We are the Dor-set fairies
Woo-woo; Woo-woo . . .

The girls had composed only those two lines, so they sang them over and over like shrill, taunting children as the boys walked past beneath them toward the place on the ground floor where the College Board exams lay waiting.

It wasn’t fair. Dorset Academy was a funny school – everybody knew that; but “Dorset
fairies
”? How could something like
that
have gotten into their minds? Grove squared his shoulders and walked with an exaggerated manliness to prove he couldn’t possibly be a fairy, and he saw that Dave Hutchins, walking just ahead of him, was doing the same thing. He glanced quickly around to see how others were taking it, and he spotted Gus Gerhardt bringing up the rear of the wretched parade and blushing foolishly, just as one of the girls broke out of the song to call “Oh, not you, Gus; not you . . .”

There were no girls in the room where they took the College Boards, which lasted all morning and proved to be much more difficult than most of them had expected, and no plans had been made for them to stay at Miss Blair’s for lunch. They climbed back into their bus – the upstairs balcony was empty now – and rode back to Dorset Academy with a sickening new awareness of what the term “funny school” might be taken to mean. Nobody wanted to talk about the girls and their song, and so it was never discussed.

There had been three or four air-raid drills a year in that part of Connecticut since the war began; by now they’d long become as much a matter of routine at Dorset as fire drills in a grammar school. But they were a nuisance: faculty families had to turn their living rooms into “shelters” for unwieldy numbers of boys,
Robert Driscoll had to run around the campus like an air-raid warden, the whole Student Council had to report for duty taking roll calls in the shelters, then prowling to look for chinks of light.

And there was an air-raid drill in the spring of 1944 when everything went wrong for Dave Hutchins. The trouble started that afternoon when his roommate, Gus Gerhardt, saw him fitting a cone of heavy red plastic over the face of his flashlight.

“Whaddya doin’ that for?” Gerhardt said.

“Air-raid drill tonight.”

“Shit. Whadda they gonna do, send long-range bombers over from Berlin tonight? Or are they comin’ from Tokyo?”

“Come on, Gus. It’s just a thing we have to do.”

“Who says?”

“Well, hell,
I
didn’t make the rules.”

“You didn’t? I thought you made
all
the rules around here, Mr. President.”

“Look,” Hutchins said, and dropped the flashlight on his bed. “This thing of calling me ‘Mr.
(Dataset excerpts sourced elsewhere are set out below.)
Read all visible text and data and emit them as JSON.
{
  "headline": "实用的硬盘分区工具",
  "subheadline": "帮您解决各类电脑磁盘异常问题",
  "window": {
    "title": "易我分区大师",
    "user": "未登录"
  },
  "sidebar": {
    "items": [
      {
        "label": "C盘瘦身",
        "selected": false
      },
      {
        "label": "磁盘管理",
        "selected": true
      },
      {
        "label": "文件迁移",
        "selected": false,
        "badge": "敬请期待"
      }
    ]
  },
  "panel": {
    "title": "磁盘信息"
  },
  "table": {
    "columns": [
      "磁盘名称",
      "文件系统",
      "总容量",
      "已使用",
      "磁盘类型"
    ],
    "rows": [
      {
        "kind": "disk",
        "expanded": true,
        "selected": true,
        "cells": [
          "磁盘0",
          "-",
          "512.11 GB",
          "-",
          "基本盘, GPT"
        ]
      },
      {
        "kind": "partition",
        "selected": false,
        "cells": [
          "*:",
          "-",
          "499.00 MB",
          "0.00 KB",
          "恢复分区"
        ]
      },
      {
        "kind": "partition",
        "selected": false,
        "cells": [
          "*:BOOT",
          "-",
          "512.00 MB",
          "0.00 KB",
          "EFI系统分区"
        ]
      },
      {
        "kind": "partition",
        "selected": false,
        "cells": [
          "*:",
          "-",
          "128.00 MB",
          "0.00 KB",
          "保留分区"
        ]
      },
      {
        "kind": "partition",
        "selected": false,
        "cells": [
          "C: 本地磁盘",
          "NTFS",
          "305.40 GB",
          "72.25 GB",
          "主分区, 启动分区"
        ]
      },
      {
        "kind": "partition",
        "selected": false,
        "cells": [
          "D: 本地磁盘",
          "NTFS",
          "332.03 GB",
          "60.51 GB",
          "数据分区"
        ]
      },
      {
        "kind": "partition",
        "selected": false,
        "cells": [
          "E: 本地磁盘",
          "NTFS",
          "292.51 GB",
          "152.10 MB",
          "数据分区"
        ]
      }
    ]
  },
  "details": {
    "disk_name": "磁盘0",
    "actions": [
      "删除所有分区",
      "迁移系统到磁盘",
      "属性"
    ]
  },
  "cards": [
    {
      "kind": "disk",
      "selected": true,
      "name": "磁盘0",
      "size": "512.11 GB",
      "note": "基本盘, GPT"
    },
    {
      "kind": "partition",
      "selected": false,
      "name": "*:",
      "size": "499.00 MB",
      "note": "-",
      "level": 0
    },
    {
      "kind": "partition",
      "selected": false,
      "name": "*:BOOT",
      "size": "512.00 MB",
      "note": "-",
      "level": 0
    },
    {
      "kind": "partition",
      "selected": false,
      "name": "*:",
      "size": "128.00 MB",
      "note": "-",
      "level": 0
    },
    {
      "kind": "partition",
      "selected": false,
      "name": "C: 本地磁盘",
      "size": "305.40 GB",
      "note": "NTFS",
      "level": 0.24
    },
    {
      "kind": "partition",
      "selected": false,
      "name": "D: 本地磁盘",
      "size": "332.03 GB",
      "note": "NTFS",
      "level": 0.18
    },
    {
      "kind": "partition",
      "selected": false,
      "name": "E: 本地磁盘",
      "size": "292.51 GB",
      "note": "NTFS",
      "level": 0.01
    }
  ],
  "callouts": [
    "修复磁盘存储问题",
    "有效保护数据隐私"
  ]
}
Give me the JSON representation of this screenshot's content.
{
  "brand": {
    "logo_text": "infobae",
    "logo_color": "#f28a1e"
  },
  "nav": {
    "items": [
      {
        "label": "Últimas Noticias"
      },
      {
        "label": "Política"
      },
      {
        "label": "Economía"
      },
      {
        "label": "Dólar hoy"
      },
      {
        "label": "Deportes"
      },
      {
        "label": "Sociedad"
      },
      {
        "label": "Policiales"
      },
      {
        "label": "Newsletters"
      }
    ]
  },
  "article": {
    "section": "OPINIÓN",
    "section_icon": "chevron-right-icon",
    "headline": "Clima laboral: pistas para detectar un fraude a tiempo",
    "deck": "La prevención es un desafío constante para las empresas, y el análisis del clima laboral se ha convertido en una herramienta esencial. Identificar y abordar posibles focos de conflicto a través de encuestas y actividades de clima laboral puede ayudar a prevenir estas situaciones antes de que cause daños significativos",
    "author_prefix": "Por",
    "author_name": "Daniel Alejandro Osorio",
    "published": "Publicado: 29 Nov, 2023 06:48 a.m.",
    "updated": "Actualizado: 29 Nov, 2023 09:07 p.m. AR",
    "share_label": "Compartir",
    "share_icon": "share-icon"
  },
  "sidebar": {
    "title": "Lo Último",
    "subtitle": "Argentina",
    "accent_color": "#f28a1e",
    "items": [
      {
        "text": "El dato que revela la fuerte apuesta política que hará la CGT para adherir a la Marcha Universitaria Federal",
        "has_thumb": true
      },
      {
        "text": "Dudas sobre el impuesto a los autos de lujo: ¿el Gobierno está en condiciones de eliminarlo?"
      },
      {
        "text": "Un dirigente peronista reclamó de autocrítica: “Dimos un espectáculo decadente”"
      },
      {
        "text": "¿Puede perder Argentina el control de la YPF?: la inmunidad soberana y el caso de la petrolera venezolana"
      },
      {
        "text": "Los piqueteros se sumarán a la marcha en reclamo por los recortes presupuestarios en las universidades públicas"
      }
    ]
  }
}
President’ is okay once in a while, when I know you’re kidding, but it’s getting to be a pain in the ass.”

“Oh.” Gerhardt turned his big head away to stare out the gray window. “Well. Sorry, Mr. President.”

And he kept it up all through dinner. “Wait’ll you see our President out there tonight,” he said to several other boys at the senior table, well within Hutchins’ hearing. “Think he’ll let those long-range enemy bombers turn us into rubble? Wrong. He’ll never let those long-range enemy bombers turn us into rubble.”